Der Nachrichtendienstler gab das zu:

  • Sicher, er hatte keinen direkten Anspruch auf den Thron. Doch kaum jemand zweifelte daran, dass – wenn die Alten einmal aussterben – diese innerdynastische Regelung ihre Wirkung verliert und alles nach den Kräfteverhältnissen entschieden wird. Und genau in diesem Sinne war Bandar bin Sultan die einflussreichste Person in Riad. Er war nicht nur Chef des Geheimdienstes, sondern auch des Sicherheitsrates des Königreichs.
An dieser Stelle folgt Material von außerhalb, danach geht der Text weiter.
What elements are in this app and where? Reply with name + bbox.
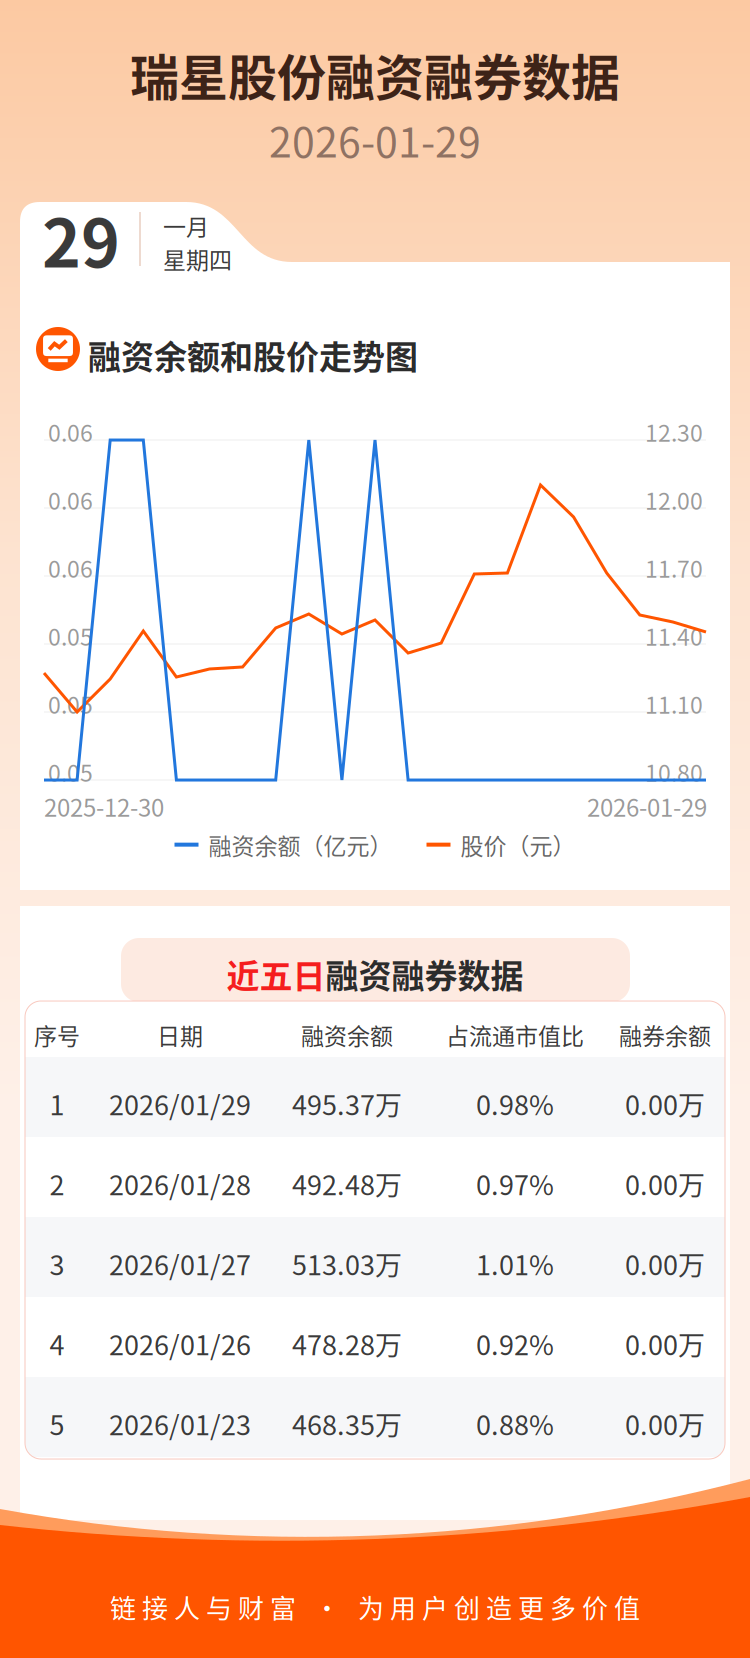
- staticText: 占流通市值比: [446, 1018, 584, 1051]
- staticText: 0.00万: [625, 1324, 705, 1363]
- staticText: 0.05: [48, 619, 93, 652]
- staticText: 3: [50, 1244, 64, 1283]
- staticText: 0.97%: [476, 1164, 554, 1203]
- staticText: 11.40: [645, 619, 703, 652]
- staticText: 2026-01-29: [587, 789, 707, 824]
- staticText: 0.06: [48, 551, 93, 584]
- staticText: 2026/01/28: [109, 1164, 251, 1203]
- staticText: 融资余额和股价走势图: [88, 331, 418, 379]
- staticText: 492.48万: [292, 1164, 402, 1203]
- staticText: 0.06: [48, 483, 93, 516]
- staticText: 股价（元）: [450, 828, 576, 861]
- staticText: 2026/01/29: [109, 1084, 251, 1123]
- staticText: 0.00万: [625, 1164, 705, 1203]
- staticText: 0.92%: [476, 1324, 554, 1363]
- staticText: 11.70: [645, 551, 703, 584]
- staticText: 0.00万: [625, 1244, 705, 1283]
- staticText: 0.88%: [476, 1404, 554, 1443]
- staticText: 495.37万: [292, 1084, 402, 1123]
- staticText: 融资融券数据: [326, 950, 524, 998]
- staticText: 1: [50, 1084, 64, 1123]
- staticText: 5: [50, 1404, 64, 1443]
- staticText: 融资余额: [301, 1018, 393, 1051]
- staticText: 0.00万: [625, 1084, 705, 1123]
- staticText: 478.28万: [292, 1324, 402, 1363]
- staticText: 0.06: [48, 415, 93, 448]
- staticText: 日期: [157, 1018, 203, 1051]
- staticText: 11.10: [645, 687, 703, 720]
- staticText: 一月: [163, 209, 209, 242]
- staticText: 1.01%: [476, 1244, 554, 1283]
- staticText: 12.30: [645, 415, 703, 448]
- staticText: 10.80: [645, 755, 703, 788]
- staticText: 4: [50, 1324, 64, 1363]
- staticText: 2025-12-30: [44, 789, 164, 824]
- staticText: 融资余额（亿元）: [198, 828, 392, 861]
- staticText: 2026-01-29: [269, 110, 481, 169]
- staticText: 0.00万: [625, 1404, 705, 1443]
- staticText: 468.35万: [292, 1404, 402, 1443]
- staticText: 0.05: [48, 755, 93, 788]
- staticText: 序号: [34, 1018, 80, 1051]
- staticText: 星期四: [163, 242, 232, 275]
- staticText: 0.98%: [476, 1084, 554, 1123]
- staticText: 0.05: [48, 687, 93, 720]
- staticText: 近五日: [226, 950, 326, 998]
- staticText: 2: [50, 1164, 64, 1203]
- staticText: 513.03万: [292, 1244, 402, 1283]
- staticText: 2026/01/23: [109, 1404, 251, 1443]
- staticText: 链接人与财富 · 为用户创造更多价值: [110, 1588, 640, 1626]
- staticText: 29: [42, 191, 120, 287]
- staticText: 融券余额: [619, 1018, 711, 1051]
- staticText: 2026/01/26: [109, 1324, 251, 1363]
- staticText: 2026/01/27: [109, 1244, 251, 1283]
- staticText: 12.00: [645, 483, 703, 516]
- staticText: 瑞星股份融资融券数据: [130, 39, 620, 110]
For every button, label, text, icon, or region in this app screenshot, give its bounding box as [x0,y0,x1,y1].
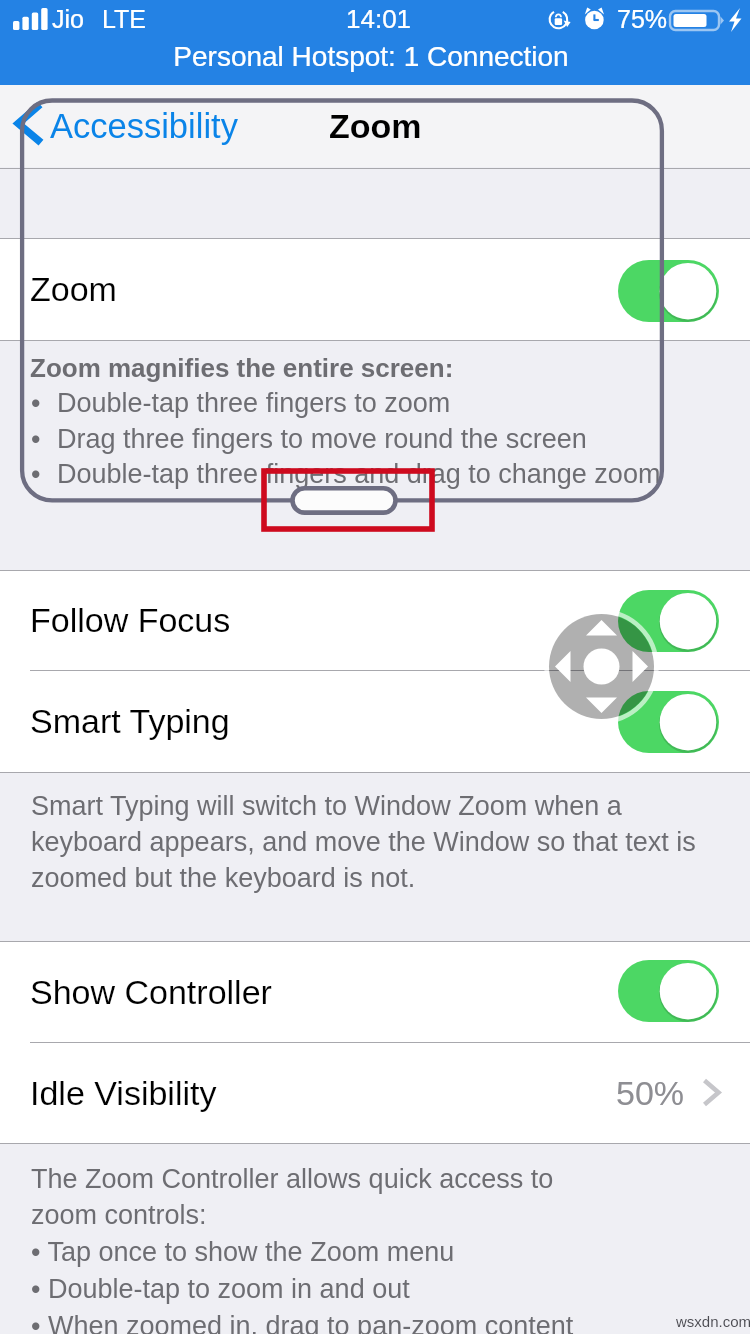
button[interactable]: Zoom [0,238,750,340]
staticText: Jio [52,5,84,33]
staticText: Show Controller [30,973,272,1011]
button[interactable]: Toggle on [618,590,719,652]
button[interactable]: Toggle on [618,260,719,322]
staticText: Drag three fingers to move round the scr… [57,424,587,454]
staticText: Follow Focus [30,601,231,639]
staticText: Idle Visibility [30,1074,217,1112]
staticText: • [31,459,41,489]
button[interactable]: Show Controller [0,942,750,1042]
staticText: • When zoomed in, drag to pan-zoom conte… [31,1311,574,1334]
staticText: Zoom magnifies the entire screen: [30,353,454,382]
staticText: Personal Hotspot: 1 Connection [0,41,746,72]
staticText: Double-tap three fingers and drag to cha… [57,459,661,489]
staticText: • [31,424,41,454]
button[interactable]: Toggle on [618,960,719,1022]
staticText: The Zoom Controller allows quick access … [31,1164,554,1194]
button[interactable]: Accessibility [0,85,750,167]
button[interactable]: Smart Typing [0,670,750,772]
staticText: zoomed but the keyboard is not. [31,863,416,893]
button[interactable]: Zoom controller [544,609,659,724]
button[interactable]: Idle Visibility [0,1042,750,1143]
staticText: Zoom [329,107,422,145]
staticText: 75% [617,5,668,33]
staticText: keyboard appears, and move the Window so… [31,827,696,857]
staticText: • Tap once to show the Zoom menu [31,1237,455,1267]
staticText: • [31,388,41,418]
staticText: • Double-tap to zoom in and out [31,1274,410,1304]
staticText: zoom controls: [31,1200,207,1230]
button[interactable]: Follow Focus [0,570,750,670]
staticText: LTE [102,5,146,33]
button[interactable]: Toggle on [618,691,719,753]
staticText: Accessibility [50,107,238,146]
staticText: 50% [616,1074,685,1112]
staticText: wsxdn.com [676,1313,750,1330]
staticText: Zoom [30,270,117,308]
staticText: Double-tap three fingers to zoom [57,388,451,418]
staticText: Smart Typing [30,702,230,740]
staticText: 14:01 [346,4,412,33]
staticText: Smart Typing will switch to Window Zoom … [31,791,622,821]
Das heißt, er hatte alle staatlichen Gewaltorgane in seinen Händen, derer es durchaus genügt hätte, im Falle eines Falles mit dem älteren Sohn des Königs zurande zu kommen, welcher die Hauptstadt in seiner Gewalt hat, oder auch mit dem ältesten Sohn des Thronfolgers, der für die heiligen Städte – Mekka und Medina – verantwortlich ist. Einer dieser beiden Prinzen wird den gefährlichen Konkurrenten beseitigt haben, und das auf Anweisung aus Washington.

Quelle: argumenti.ru

Der russische Geheimdienstler spricht also vom Tode Bandars als von einer Tatsache. Offenbar hat er Gründe dafür, das anzunehmen, und dann – oh Schreck – hätte Thierry Meyssan diesmal Recht gehabt, zumindest was den Tod des Bandar, nicht freilich, was die Urheber des Anschlags angeht.
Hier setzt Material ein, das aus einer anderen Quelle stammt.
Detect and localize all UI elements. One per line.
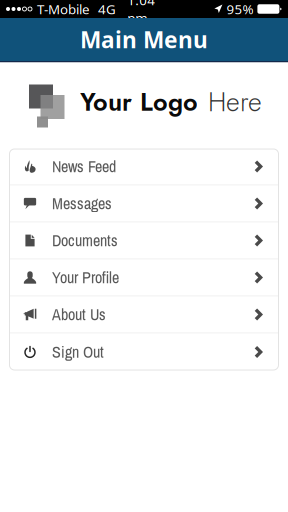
staticText: Main Menu <box>80 24 208 54</box>
staticText: Your Profile <box>52 267 119 288</box>
staticText: Documents <box>52 230 118 251</box>
staticText: 1:04 pm <box>127 0 155 27</box>
staticText: Sign Out <box>52 341 104 363</box>
button[interactable]: Messages <box>9 186 279 222</box>
staticText: 4G <box>98 0 116 18</box>
staticText: Here <box>208 83 262 121</box>
button[interactable]: About Us <box>9 296 279 334</box>
button[interactable]: Your Profile <box>9 260 279 296</box>
staticText: About Us <box>52 304 106 325</box>
staticText: 95% <box>226 0 253 18</box>
button[interactable]: News Feed <box>9 148 279 186</box>
staticText: Messages <box>52 193 112 214</box>
button[interactable]: Documents <box>9 222 279 260</box>
staticText: News Feed <box>52 156 116 177</box>
staticText: T-Mobile <box>37 0 90 18</box>
staticText: Your Logo <box>80 84 198 120</box>
button[interactable]: Sign Out <box>9 334 279 370</box>
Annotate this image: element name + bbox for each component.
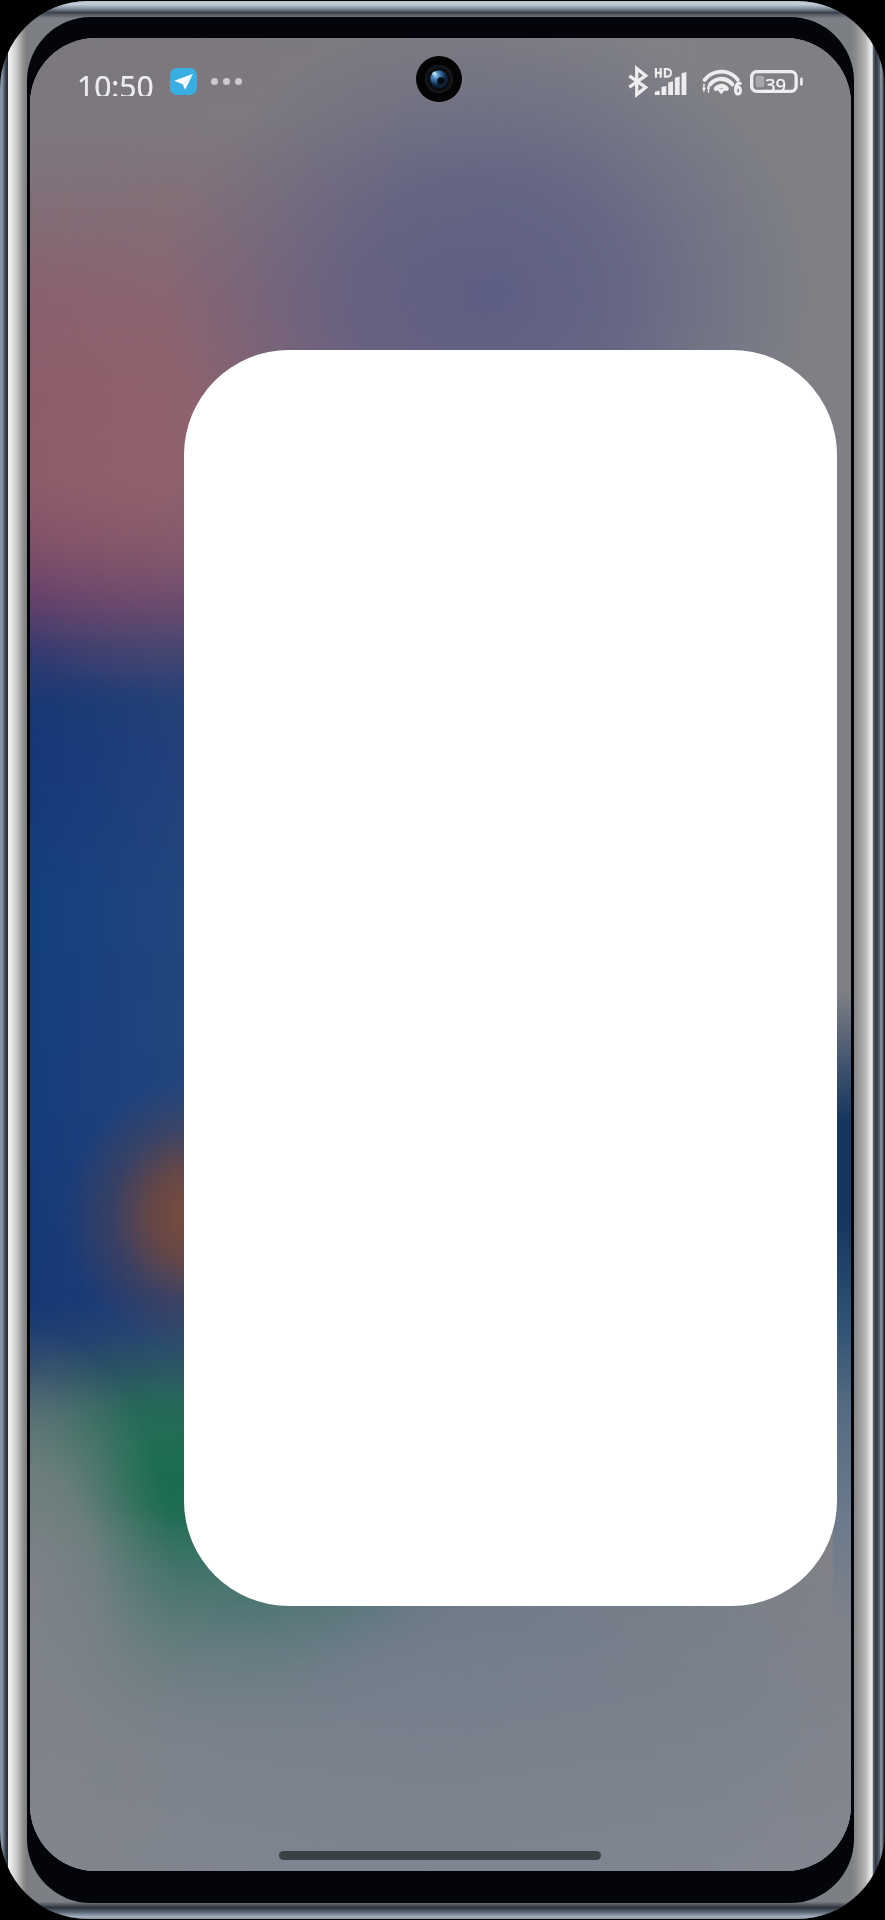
button[interactable]: [184, 350, 837, 1606]
staticText: 39: [765, 72, 787, 95]
staticText: 10:50: [77, 66, 154, 96]
button[interactable]: Home: [279, 1851, 601, 1860]
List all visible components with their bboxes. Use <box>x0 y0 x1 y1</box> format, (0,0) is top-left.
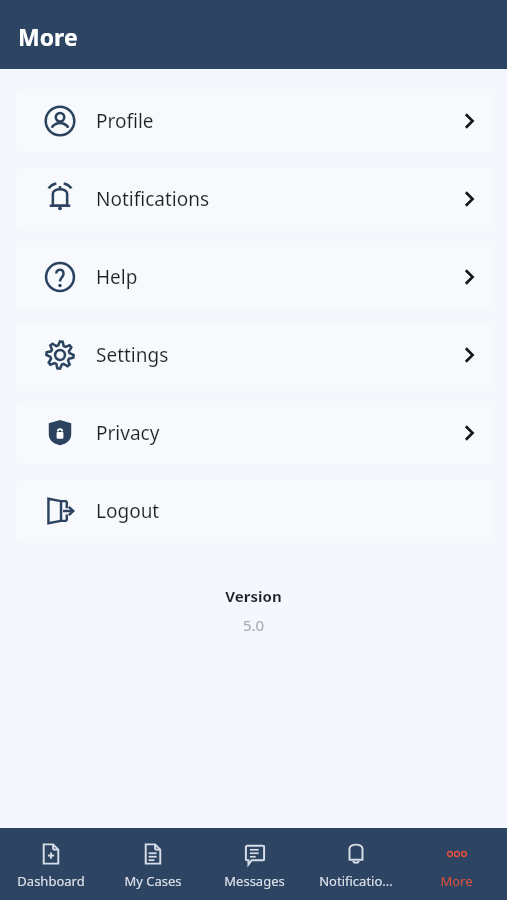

Der Machtkampf in Saudi-Arabien kann eigentlich, je weiter es geht, nur desto verschärftere Formen annehmen. Der herrschenden Dynastie steht eine Gratwanderung bevor – einerseits gilt es, die archaische und inzwischen schon nicht mehr funktionierende Ordnung der Thronfolge umzuschreiben, andererseits muss der fragile Zusammenhalt des Königreichs gewahrt werden.

Tatsächlich erscheint die Zivilgesellschaft in Saudi-Arabien ziemlich monolithisch. Die überwiegende sunnitische Mehrheit ist mit sich und dem Leben zufrieden und ist von allem Unbill so geschützt, wie es keinem sozialistischen Staat träumte. Die Aufstände der schiitischen Randgebiete werden erfolgreich lokal eingedämmt, sämtliche Unmutsbekundungen werden radikal unterbunden – diesbezüglich gibt es keinerlei Meinungsverschiedenheiten innerhalb der herrschenden Elite. Aber diese Elite ist hinsichtlich der Machtfrage gespalten, was für die künftige Stabilität oder gar die Existenz des saudischen Königreichs viel problematischer ist, als irgendwelche schiitischen oder sonstigen Wallungen.

Sind also die bisher nur vagen Andeutungen über den Tod des Prinzen Bandar wahr, so ist die Meinung des russischen Geheimdienstlers über die Urheber des Anschlags tatsächlich immer noch die plausibelste Erklärung – wir werden also Zeugen der Machtkämpfe im Haus Saud. Solche Kämpfe verlaufen üblicherweise ohne Kompromisse und ohne Sentimentalitäten: Bruder gegen Bruder, das läuft seit biblischen Zeiten so, und die heutigen Machtkämpfe sind in dieser Hinsicht nicht anders als damals. Es ist vom jetzigen Standpunkt noch vollkommen unmöglich vorherzusagen, was nach dem Tod des jetzigen Königs Abdallah passieren wird. Alle im Königreich erwarten und fürchten diesen Tag.